#27. New Year with a New Database
Topics: Apache Airflow, benchmark, databases, data thoughts, GCP, Spanner, storage, testing
Databases in 2022: A Year in Review — Andy Pavlo @ OtterTune blog
Interesting review by Andy Pavlo about databases’ state by the end of 2022. Andy touched on database companies’ funding situation, blockchain, new database systems which getting popularity in 2022, and a few other topics.
Cost Efficiency @ Scale in Big Data File Format — Uber Engineering blog
If you need to choose compression type for parquet files in you data lake, this article is good starting point.
A deep dive into Spanner’s query optimizer — Campbell Fraser, Vlad Lifliand @ Google Cloud Blog
A good introduction to how the query optimizer works on a simple example.
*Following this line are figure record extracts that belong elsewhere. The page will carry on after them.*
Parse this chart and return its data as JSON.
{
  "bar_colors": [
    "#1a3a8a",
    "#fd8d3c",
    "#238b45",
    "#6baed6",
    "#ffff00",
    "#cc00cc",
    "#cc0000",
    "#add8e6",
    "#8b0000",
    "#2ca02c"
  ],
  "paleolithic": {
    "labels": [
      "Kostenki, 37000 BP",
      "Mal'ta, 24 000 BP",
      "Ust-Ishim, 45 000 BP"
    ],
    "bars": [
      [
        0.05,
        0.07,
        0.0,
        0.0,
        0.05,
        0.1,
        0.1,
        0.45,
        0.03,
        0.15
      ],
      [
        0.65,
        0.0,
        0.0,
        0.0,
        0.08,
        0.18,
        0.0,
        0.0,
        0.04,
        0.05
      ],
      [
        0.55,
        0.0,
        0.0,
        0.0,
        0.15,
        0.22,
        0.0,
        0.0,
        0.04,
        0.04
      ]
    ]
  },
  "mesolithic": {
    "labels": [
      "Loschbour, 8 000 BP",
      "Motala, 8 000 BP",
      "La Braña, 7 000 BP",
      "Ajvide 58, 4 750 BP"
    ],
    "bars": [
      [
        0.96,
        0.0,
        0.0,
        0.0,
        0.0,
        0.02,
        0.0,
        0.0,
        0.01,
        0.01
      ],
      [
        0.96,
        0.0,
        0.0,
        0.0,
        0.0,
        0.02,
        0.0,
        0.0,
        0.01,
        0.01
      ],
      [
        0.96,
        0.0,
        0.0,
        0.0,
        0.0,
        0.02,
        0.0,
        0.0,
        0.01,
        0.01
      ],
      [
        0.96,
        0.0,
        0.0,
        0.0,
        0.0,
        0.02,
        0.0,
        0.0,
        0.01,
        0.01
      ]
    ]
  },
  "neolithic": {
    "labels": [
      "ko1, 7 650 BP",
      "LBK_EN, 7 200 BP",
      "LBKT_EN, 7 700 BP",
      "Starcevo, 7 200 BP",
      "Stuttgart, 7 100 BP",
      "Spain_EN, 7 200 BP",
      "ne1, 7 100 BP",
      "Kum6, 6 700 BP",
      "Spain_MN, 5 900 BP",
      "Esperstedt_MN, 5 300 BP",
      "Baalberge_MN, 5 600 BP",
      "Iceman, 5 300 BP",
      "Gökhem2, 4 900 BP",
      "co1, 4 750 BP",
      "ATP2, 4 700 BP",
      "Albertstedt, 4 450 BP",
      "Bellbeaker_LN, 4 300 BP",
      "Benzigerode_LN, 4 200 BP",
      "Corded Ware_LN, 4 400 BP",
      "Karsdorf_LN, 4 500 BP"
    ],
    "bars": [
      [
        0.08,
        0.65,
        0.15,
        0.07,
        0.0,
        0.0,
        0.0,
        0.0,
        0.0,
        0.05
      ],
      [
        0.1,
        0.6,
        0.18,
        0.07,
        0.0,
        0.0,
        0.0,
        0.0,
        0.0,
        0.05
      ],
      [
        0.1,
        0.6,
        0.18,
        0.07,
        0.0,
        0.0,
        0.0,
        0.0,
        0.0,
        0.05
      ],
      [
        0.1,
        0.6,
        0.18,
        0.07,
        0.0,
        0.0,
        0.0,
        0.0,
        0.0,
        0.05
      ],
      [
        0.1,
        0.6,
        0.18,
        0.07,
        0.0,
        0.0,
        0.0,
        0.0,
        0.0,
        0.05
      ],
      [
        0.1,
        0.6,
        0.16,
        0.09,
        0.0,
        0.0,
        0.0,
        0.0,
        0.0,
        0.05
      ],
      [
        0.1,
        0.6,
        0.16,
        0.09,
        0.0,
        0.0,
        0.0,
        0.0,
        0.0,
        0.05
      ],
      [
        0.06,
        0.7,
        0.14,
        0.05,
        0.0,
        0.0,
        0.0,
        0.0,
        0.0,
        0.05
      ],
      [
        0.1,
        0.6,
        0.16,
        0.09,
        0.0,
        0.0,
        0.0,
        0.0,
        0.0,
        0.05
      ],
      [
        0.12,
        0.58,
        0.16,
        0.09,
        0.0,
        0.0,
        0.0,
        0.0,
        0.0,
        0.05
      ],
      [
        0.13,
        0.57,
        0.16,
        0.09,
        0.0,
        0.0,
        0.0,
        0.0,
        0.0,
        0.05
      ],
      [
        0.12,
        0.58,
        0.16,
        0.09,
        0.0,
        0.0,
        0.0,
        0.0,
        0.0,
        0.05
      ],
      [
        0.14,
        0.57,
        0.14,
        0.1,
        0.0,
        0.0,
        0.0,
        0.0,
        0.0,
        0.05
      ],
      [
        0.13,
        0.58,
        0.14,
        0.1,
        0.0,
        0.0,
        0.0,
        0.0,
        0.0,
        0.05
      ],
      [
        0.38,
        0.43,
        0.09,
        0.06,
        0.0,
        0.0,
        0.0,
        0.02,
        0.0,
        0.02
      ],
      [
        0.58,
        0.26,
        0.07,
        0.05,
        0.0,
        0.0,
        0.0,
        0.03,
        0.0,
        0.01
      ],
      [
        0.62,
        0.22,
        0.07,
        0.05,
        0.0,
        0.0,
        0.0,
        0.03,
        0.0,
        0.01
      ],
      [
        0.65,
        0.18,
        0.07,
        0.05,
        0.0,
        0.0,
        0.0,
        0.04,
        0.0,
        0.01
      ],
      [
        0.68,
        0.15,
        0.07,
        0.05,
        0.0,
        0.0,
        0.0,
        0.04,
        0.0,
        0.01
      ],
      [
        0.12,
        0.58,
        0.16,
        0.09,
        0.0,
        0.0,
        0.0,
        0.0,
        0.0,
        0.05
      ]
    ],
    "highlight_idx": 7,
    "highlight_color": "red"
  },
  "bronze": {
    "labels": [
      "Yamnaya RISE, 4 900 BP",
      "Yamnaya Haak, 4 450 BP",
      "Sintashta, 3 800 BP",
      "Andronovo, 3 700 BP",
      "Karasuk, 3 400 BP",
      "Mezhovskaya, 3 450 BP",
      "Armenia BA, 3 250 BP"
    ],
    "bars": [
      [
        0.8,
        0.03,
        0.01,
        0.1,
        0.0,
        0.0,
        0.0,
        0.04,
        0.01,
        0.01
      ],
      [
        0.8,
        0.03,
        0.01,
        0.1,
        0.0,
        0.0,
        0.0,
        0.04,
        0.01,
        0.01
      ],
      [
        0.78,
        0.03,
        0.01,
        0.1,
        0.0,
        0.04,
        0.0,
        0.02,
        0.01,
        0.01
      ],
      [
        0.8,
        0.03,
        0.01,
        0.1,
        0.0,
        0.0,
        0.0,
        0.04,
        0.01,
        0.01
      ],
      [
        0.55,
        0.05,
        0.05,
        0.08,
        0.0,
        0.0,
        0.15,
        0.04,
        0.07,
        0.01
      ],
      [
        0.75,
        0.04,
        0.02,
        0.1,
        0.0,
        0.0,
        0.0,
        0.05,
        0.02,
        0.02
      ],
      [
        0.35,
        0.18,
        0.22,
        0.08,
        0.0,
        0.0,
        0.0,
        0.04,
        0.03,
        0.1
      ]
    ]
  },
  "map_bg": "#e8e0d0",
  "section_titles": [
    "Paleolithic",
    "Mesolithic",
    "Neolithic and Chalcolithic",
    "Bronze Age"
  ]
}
In this article, you will find what types of optimizations are used in Spanner, what optimizer statistics are collected, and how to deal with different optimizer versions.
Micropipelines: A Microservice Approach for DAG Authoring in Apache Airflow — Vikram Koka @ Astronomer Blog
No more monolithic pipelines. Please put your hands together for micropipelines!
Learn to Efficiently Test ETL Pipelines — Jacqueline Bilston
This is an absolutely amazing presentation about data pipelines unit testing. Hadn’t seen any resource that was so specific about data pipeline testing so far.